We at FloridaPets.net advocate everyone conducting their own investigation and educating themselves about this issue. Knowledge is power and you can put that power to use for your animal(s) by checking resources such as:
Canine Health Concern.
This organization gathers and shares survey and research information concerning vaccine risks for dogs. You can participate in their ongoing surveys and research reporting.
This is a veterinarian's perspective on the issue of vaccinations for pets.
Whole Dog Journal
This site discusses the potential dangers of over-vaccinating our pets and offers alternatives.
Piddles to...Electronic pet containment and behavior training devices
We get asked once in a while why we are not interested in trading links with companies who make or market electronic pet containment and behavior training devices. There's all kind of information out there about how inhumane these devices really are. Try this link for one: Electronic Containment System or Ambush Predator?
PETA and many other animal welfare groups say electronic training devices such as "invisible fences" and anti-barking collars are cruel tools relying on painful punishment and negative reinforcement that make dogs live in fear of being electrocuted when they cross invisible lines, bark, or jump. These groups promote positive training methods, in which dogs are rewarded for what they do right, rather than physically harmed for what they do wrong as more humane, more effective alternatives.

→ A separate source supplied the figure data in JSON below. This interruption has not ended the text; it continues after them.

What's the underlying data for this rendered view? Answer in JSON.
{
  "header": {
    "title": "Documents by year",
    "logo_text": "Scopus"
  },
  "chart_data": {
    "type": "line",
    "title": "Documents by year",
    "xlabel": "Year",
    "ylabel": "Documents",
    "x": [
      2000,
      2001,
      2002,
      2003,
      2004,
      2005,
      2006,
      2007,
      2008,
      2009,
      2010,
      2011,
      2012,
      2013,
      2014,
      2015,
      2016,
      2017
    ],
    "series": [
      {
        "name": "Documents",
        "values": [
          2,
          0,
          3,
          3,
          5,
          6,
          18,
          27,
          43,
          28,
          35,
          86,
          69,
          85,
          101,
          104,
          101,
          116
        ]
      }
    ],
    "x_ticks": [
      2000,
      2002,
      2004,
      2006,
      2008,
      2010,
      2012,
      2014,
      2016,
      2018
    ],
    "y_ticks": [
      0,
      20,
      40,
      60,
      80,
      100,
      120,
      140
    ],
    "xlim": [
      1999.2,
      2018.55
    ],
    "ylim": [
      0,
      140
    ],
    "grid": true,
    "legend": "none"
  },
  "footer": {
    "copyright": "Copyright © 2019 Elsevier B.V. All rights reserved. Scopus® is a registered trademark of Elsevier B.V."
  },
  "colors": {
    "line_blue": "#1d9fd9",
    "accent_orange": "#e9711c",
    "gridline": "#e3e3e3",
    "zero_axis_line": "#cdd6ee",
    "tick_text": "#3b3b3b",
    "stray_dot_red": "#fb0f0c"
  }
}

Plus, while these containment devices may "babysit" your dog, so you can leave him or her unattended out in your yard, think about this: they will not keep another animal or human intruder out of your yard! Your dog is then left defenseless and could easily be attacked by another animal (including alligators here in Florida) -- or a troubled individual wanting to do harm to a random animal.
All that aside, I will tell you of my own experience with electronic devices. A few years back, I was at a trade show where "invisible fences" were being sold. I mentioned to the person working the table that I had concerns about the product. He assured me a dog "wouldn't feel much at all." To prove his point, he hooked me up to the little device he had there, adding a lead to my right index finger. He then gave me a "little shock" he said was at about the level to be used for a miniature poodle that weighed 12-14 pounds.
The jolt I received was anything but "a little shock" and my finger and nearby thumb hurt the rest of the day! And I have a pretty high threshold to pain, my friends. I left his booth "shocked" in more than one way and he was laughing as I walked away. Hmmm...So no amount of "salesmanship" will ever convince me these devices are humane. Before considering such horrible devices, please check out the Web site given above and remember my little story. Our companion animals are precious additions to our lives, not to be harmed in any fashion, for any reason, certainly not because we didn't do our homework on products used on/for them!